The new appeal includes a planning figure of up to 150,000 internally displaced by the end of 2007. It will cover a variety of protection and assistance needs for internally displaced Chadians under an approach modelled on the UN "cluster" system in coordination with the UN Country Team. It will include the transfer of up to 20,000 IDPs from makeshift spontaneous settlements to more organised sites. It will also cover regular UNHCR missions to IDP settlements; assistance to victims of gender-based violence; family tracing; profiling of displaced populations; monitoring of returns to some 150 villages; provision of emergency shelter and other non-food relief materials; and construction of site infrastructure.

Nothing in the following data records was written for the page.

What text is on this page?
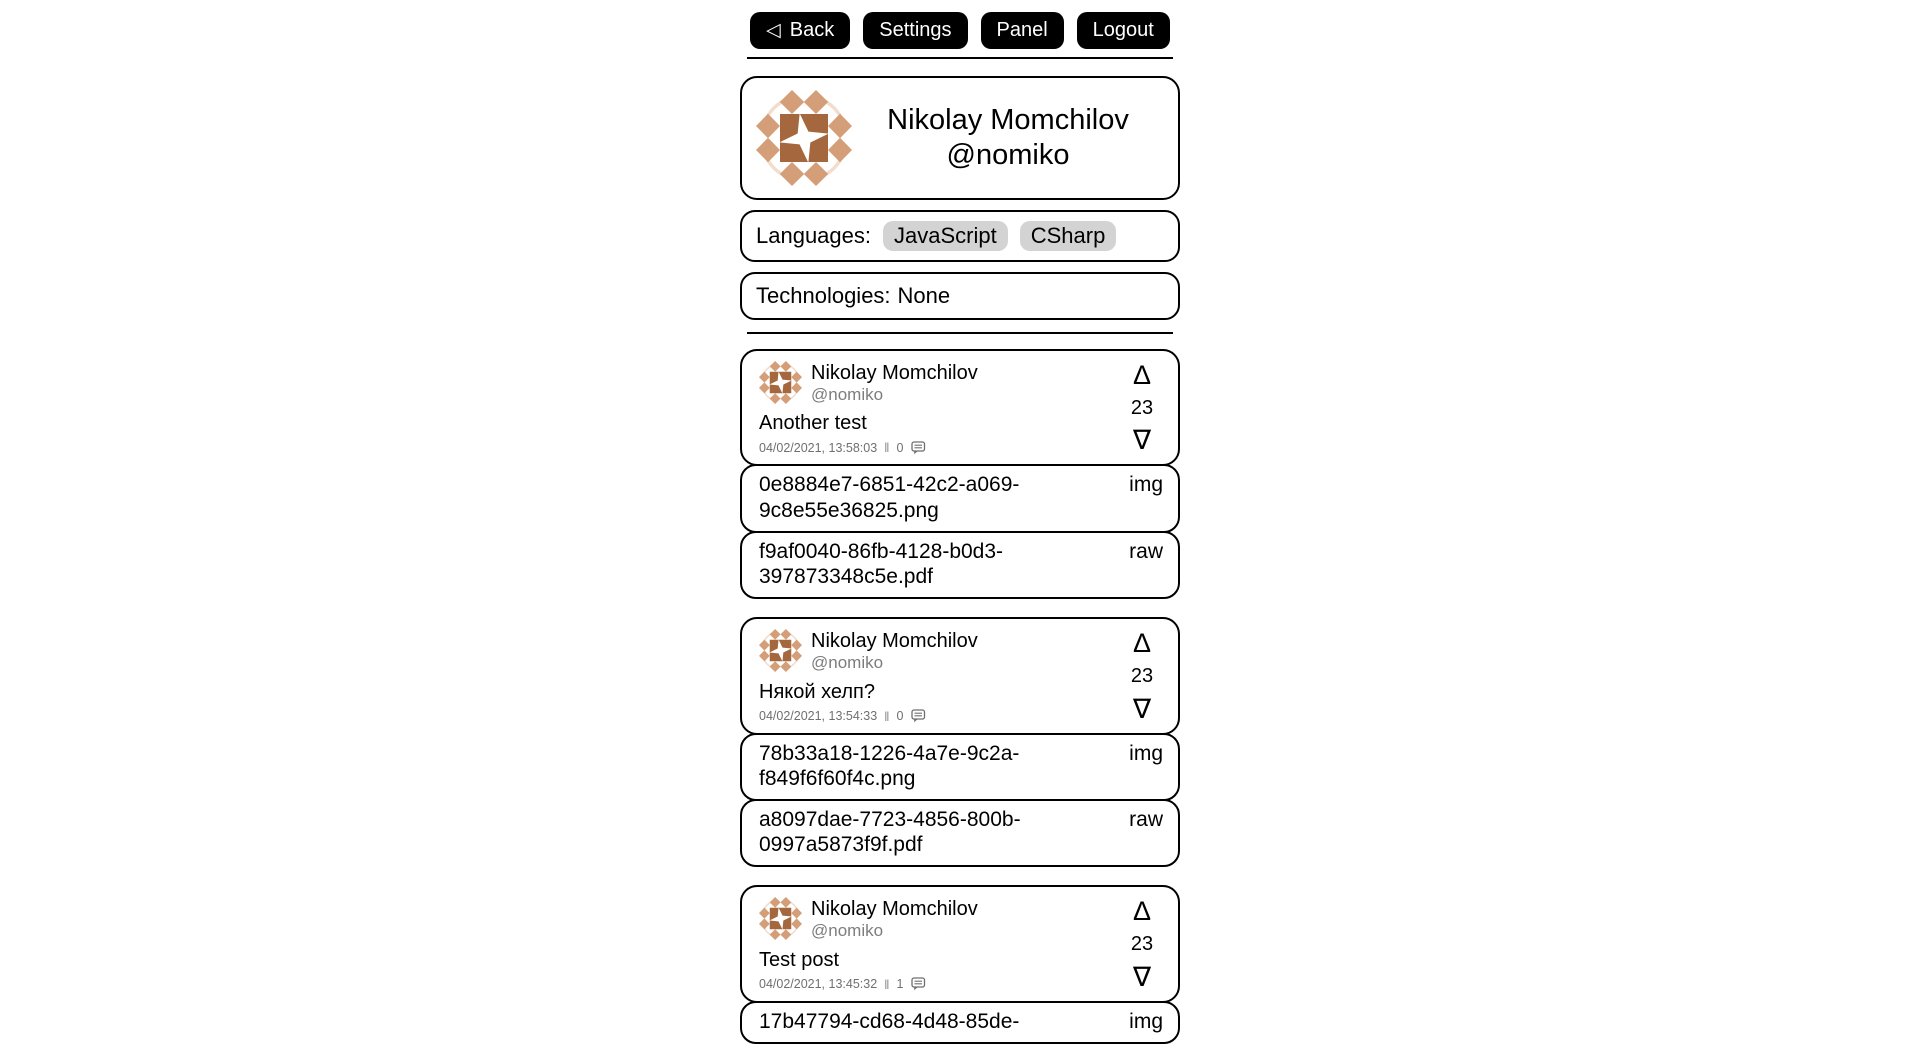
◁ Back	Settings	Panel	Logout
Nikolay Momchilov
@nomiko
Languages:	JavaScript	CSharp
Technologies: None
Nikolay Momchilov
@nomiko
Another test
04/02/2021, 13:58:03 ‖ 0
Δ
23
∇
0e8884e7-6851-42c2-a069-9c8e55e36825.png
img
f9af0040-86fb-4128-b0d3-397873348c5e.pdf
raw
Nikolay Momchilov
@nomiko
Някой хелп?
04/02/2021, 13:54:33 ‖ 0
Δ
23
∇
78b33a18-1226-4a7e-9c2a-f849f6f60f4c.png
img
a8097dae-7723-4856-800b-0997a5873f9f.pdf
raw
Nikolay Momchilov
@nomiko
Test post
04/02/2021, 13:45:32 ‖ 1
Δ
23
∇
17b47794-cd68-4d48-85de-	img
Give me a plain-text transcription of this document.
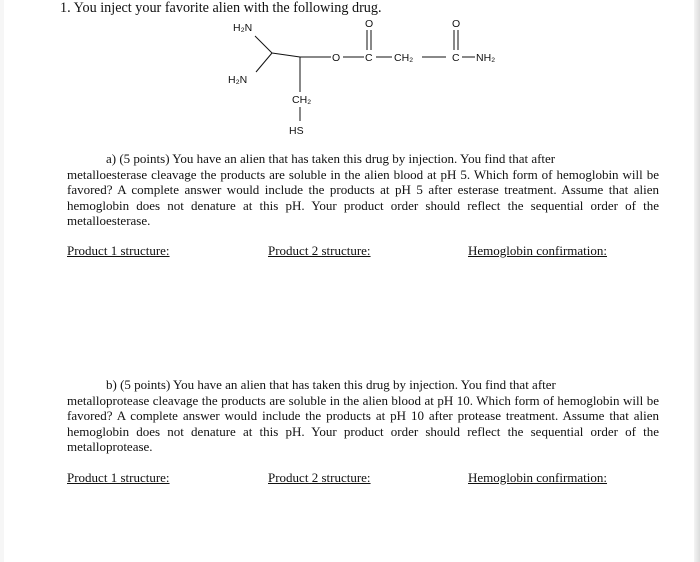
1. You inject your favorite alien with the following drug.
H₂N
H₂N
O
O
C CH₂
O
C NH₂
CH₂
HS
a) (5 points) You have an alien that has taken this drug by injection. You find that after
metalloesterase cleavage the products are soluble in the alien blood at pH 5. Which form of hemoglobin will be favored? A complete answer would include the products at pH 5 after esterase treatment. Assume that alien hemoglobin does not denature at this pH. Your product order should reflect the sequential order of the metalloesterase.
Product 1 structure:	Product 2 structure:	Hemoglobin confirmation:
b) (5 points) You have an alien that has taken this drug by injection. You find that after
metalloprotease cleavage the products are soluble in the alien blood at pH 10. Which form of hemoglobin will be favored? A complete answer would include the products at pH 10 after protease treatment. Assume that alien hemoglobin does not denature at this pH. Your product order should reflect the sequential order of the metalloprotease.
Product 1 structure:	Product 2 structure:	Hemoglobin confirmation:
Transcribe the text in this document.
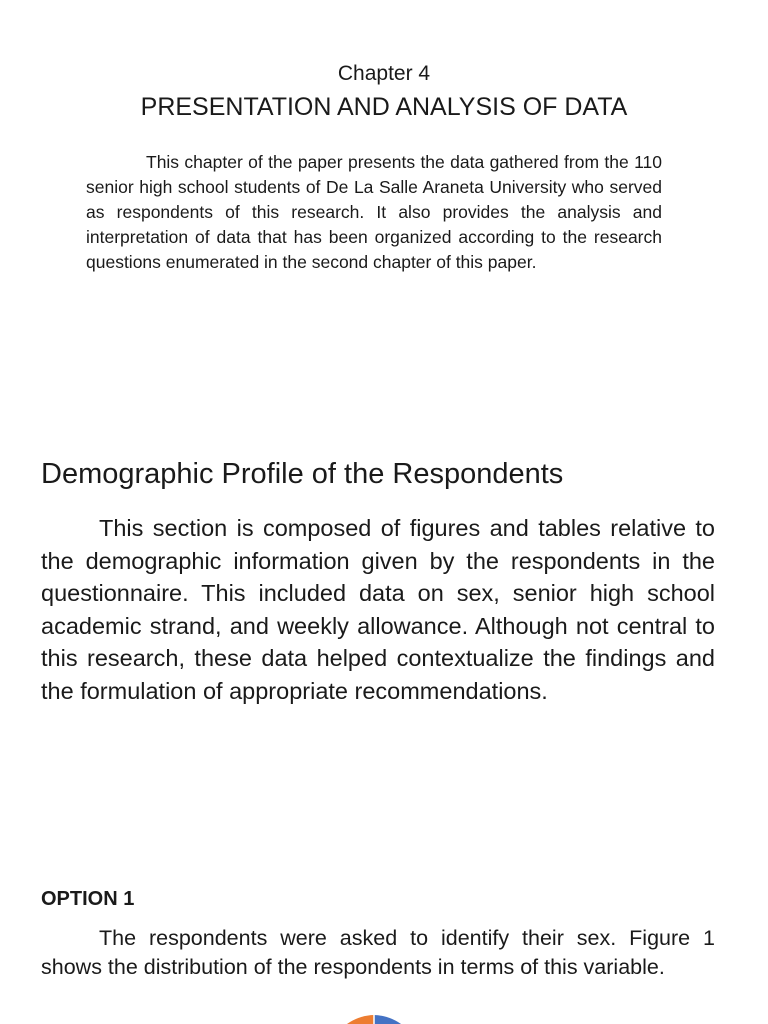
Chapter 4
PRESENTATION AND ANALYSIS OF DATA

This chapter of the paper presents the data gathered from the 110 senior high school students of De La Salle Araneta University who served as respondents of this research. It also provides the analysis and interpretation of data that has been organized according to the research questions enumerated in the second chapter of this paper.

Demographic Profile of the Respondents

This section is composed of figures and tables relative to the demographic information given by the respondents in the questionnaire. This included data on sex, senior high school academic strand, and weekly allowance. Although not central to this research, these data helped contextualize the findings and the formulation of appropriate recommendations.

OPTION 1

The respondents were asked to identify their sex. Figure 1 shows the distribution of the respondents in terms of this variable.
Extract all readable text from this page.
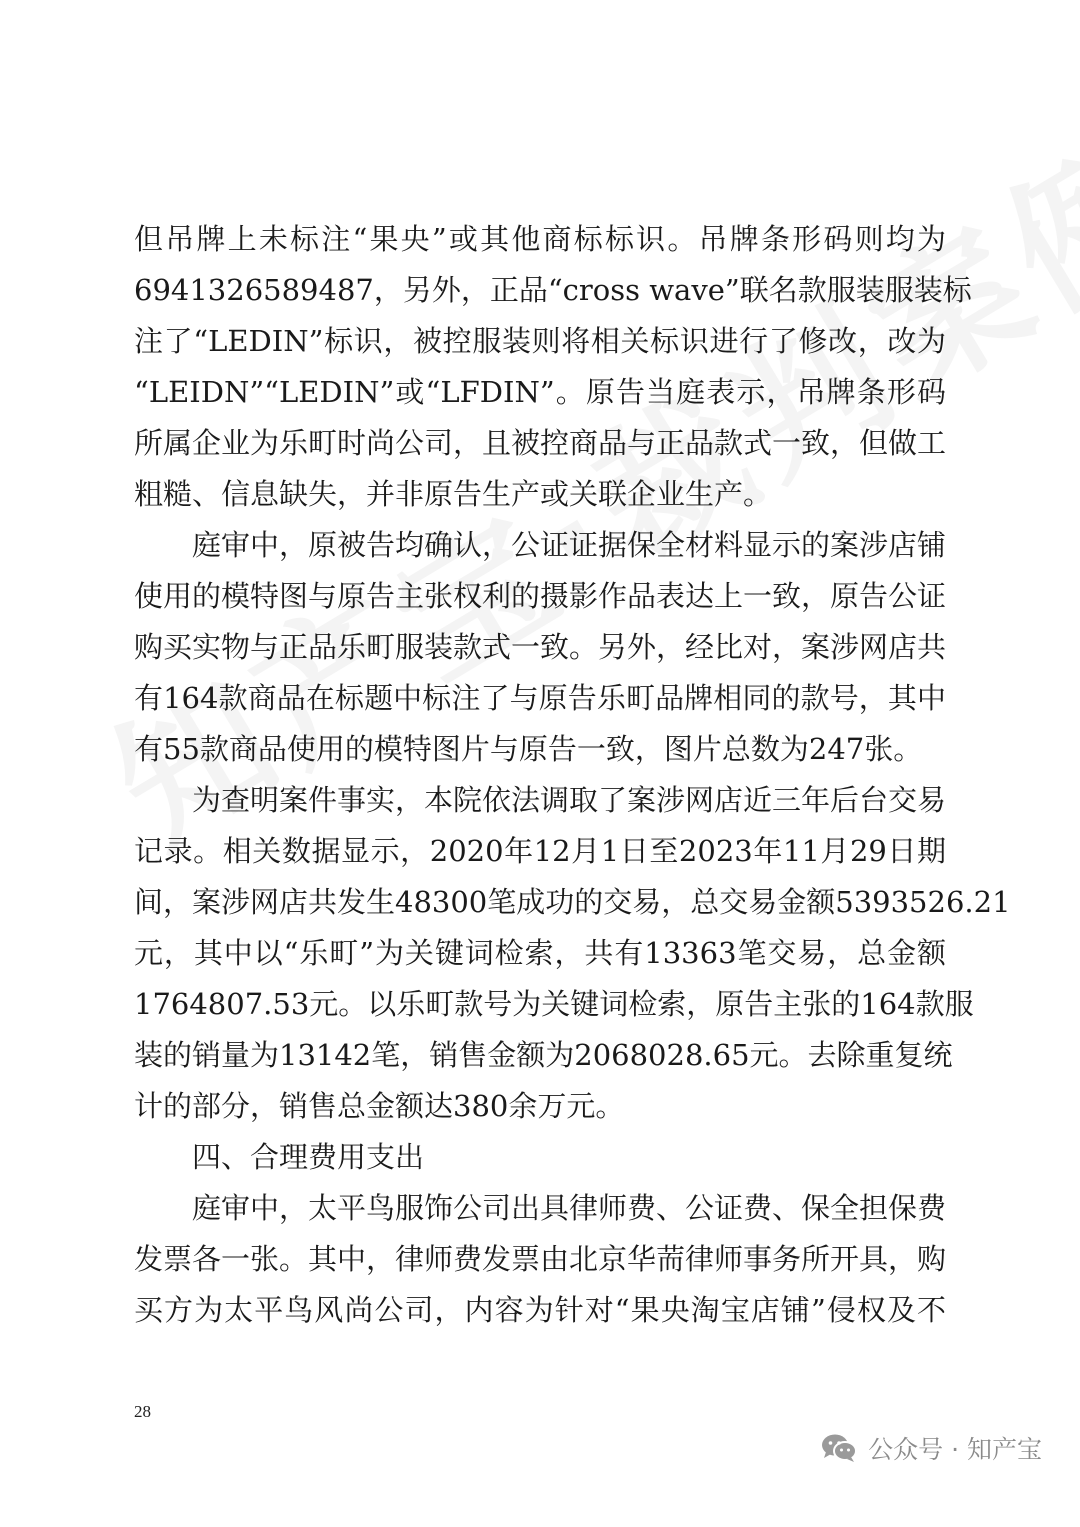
但吊牌上未标注“果央”或其他商标标识。吊牌条形码则均为
6941326589487，另外，正品“cross wave”联名款服装服装标
注了“LEDIN”标识，被控服装则将相关标识进行了修改，改为
“LEIDN”“LEDIN”或“LFDIN”。原告当庭表示，吊牌条形码
所属企业为乐町时尚公司，且被控商品与正品款式一致，但做工
粗糙、信息缺失，并非原告生产或关联企业生产。
庭审中，原被告均确认，公证证据保全材料显示的案涉店铺
使用的模特图与原告主张权利的摄影作品表达上一致，原告公证
购买实物与正品乐町服装款式一致。另外，经比对，案涉网店共
有164款商品在标题中标注了与原告乐町品牌相同的款号，其中
有55款商品使用的模特图片与原告一致，图片总数为247张。
为查明案件事实，本院依法调取了案涉网店近三年后台交易
记录。相关数据显示，2020年12月1日至2023年11月29日期
间，案涉网店共发生48300笔成功的交易，总交易金额5393526.21
元，其中以“乐町”为关键词检索，共有13363笔交易，总金额
1764807.53元。以乐町款号为关键词检索，原告主张的164款服
装的销量为13142笔，销售金额为2068028.65元。去除重复统
计的部分，销售总金额达380余万元。
四、合理费用支出
庭审中，太平鸟服饰公司出具律师费、公证费、保全担保费
发票各一张。其中，律师费发票由北京华荋律师事务所开具，购
买方为太平鸟风尚公司，内容为针对“果央淘宝店铺”侵权及不
28
公众号 · 知产宝
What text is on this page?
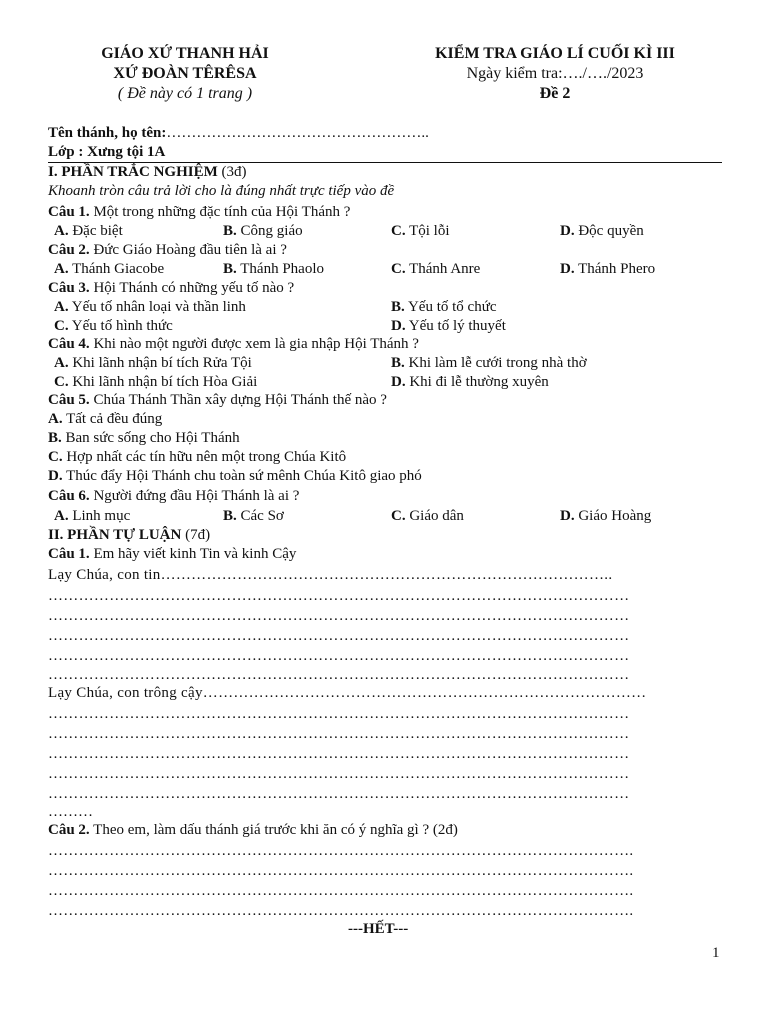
GIÁO XỨ THANH HẢI
XỨ ĐOÀN TÊRÊSA
( Đề này có 1 trang )
KIỂM TRA GIÁO LÍ CUỐI KÌ III
Ngày kiểm tra:…./…./2023
Đề 2
Tên thánh, họ tên:……………………………………………..
Lớp : Xưng tội 1A
I. PHẦN TRẮC NGHIỆM (3đ)
Khoanh tròn câu trả lời cho là đúng nhất trực tiếp vào đề
Câu 1. Một trong những đặc tính của Hội Thánh ?
A. Đặc biệt	B. Công giáo	C. Tội lỗi	D. Độc quyền
Câu 2. Đức Giáo Hoàng đầu tiên là ai ?
A. Thánh Giacobe	B. Thánh Phaolo	C. Thánh Anre	D. Thánh Phero
Câu 3. Hội Thánh có những yếu tố nào ?
A. Yếu tố nhân loại và thần linh	B. Yếu tố tổ chức
C. Yếu tố hình thức	D. Yếu tố lý thuyết
Câu 4. Khi nào một người được xem là gia nhập Hội Thánh ?
A. Khi lãnh nhận bí tích Rửa Tội	B. Khi làm lễ cưới trong nhà thờ
C. Khi lãnh nhận bí tích Hòa Giải	D. Khi đi lễ thường xuyên
Câu 5. Chúa Thánh Thần xây dựng Hội Thánh thế nào ?
A. Tất cả đều đúng
B. Ban sức sống cho Hội Thánh
C. Hợp nhất các tín hữu nên một trong Chúa Kitô
D. Thúc đẩy Hội Thánh chu toàn sứ mênh Chúa Kitô giao phó
Câu 6. Người đứng đầu Hội Thánh là ai ?
A. Linh mục	B. Các Sơ	C. Giáo dân	D. Giáo Hoàng
II. PHẦN TỰ LUẬN (7đ)
Câu 1. Em hãy viết kinh Tin và kinh Cậy
Lạy Chúa, con tin……………………………………………………………………………..
……………………………………………………………………………………………………
……………………………………………………………………………………………………
……………………………………………………………………………………………………
……………………………………………………………………………………………………
……………………………………………………………………………………………………
Lạy Chúa, con trông cậy……………………………………………………………………………
……………………………………………………………………………………………………
……………………………………………………………………………………………………
……………………………………………………………………………………………………
……………………………………………………………………………………………………
……………………………………………………………………………………………………
………
Câu 2. Theo em, làm dấu thánh giá trước khi ăn có ý nghĩa gì ? (2đ)
…………………………………………………………………………………………………….
…………………………………………………………………………………………………….
…………………………………………………………………………………………………….
…………………………………………………………………………………………………….
---HẾT---
1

The appeal acknowledges the difficulties of carrying out humanitarian work amid the growing insecurity in much of eastern Chad, noting that access to internally displaced populations is often limited. As you know, on Feb. 23, Secretary-General Ban Ki-moon proposed to the Security Council that a multi-dimensional international mission be deployed to Chad with a mandate ranging from ensuring the security of civilians, maintaining law and order in refugee camps and towns housing humanitarian field offices, to facilitating free movement of aid and border monitoring.
Few humanitarian agencies have staff or offices in areas of displacement. In addition, most IDPs are scattered in numerous villages rather than in organised sites. Local authorities only have limited resources and little capacity to deal with the enormous needs of displaced populations.
The appeal notes that the attacks in eastern Chad mirror the pattern of violence in Sudan's Darfur region, with armed, mainly Arab men on horseback and camels attacking and burning African villages, destroying crops, stealing cattle, terrorising villagers and killing many inhabitants. The attacks allegedly involve mostly Chadian groups, with some degree of cooperation from the Sudanese Janjaweed militia.
The appeal says that inter-communal fighting intensified in 2006. Between February and April 2006, several Chadian villages near the border with Sudan were attacked. Villagers moved to what they thought would be safer areas, but were then attacked again, and again displaced. Despite efforts by Chadian authorities, the attacks continue. In November, a series of brutal raids on some 50 villages left over 250 people dead, hundreds wounded, at least 30 villages destroyed and 25,000 newly displaced. In December, another wave of attacks on villages in the Koukou-Angarana area left 30 people dead.
Currently, there are at least 25 settlements of internally displaced people in south-eastern Chad. But the appeal notes that the real extent of the displacement in south-eastern Chad remains difficult to assess.
To date, UNHCR has received $14 million, including $8 million from the United States, for its 2007 annual programme in Chad.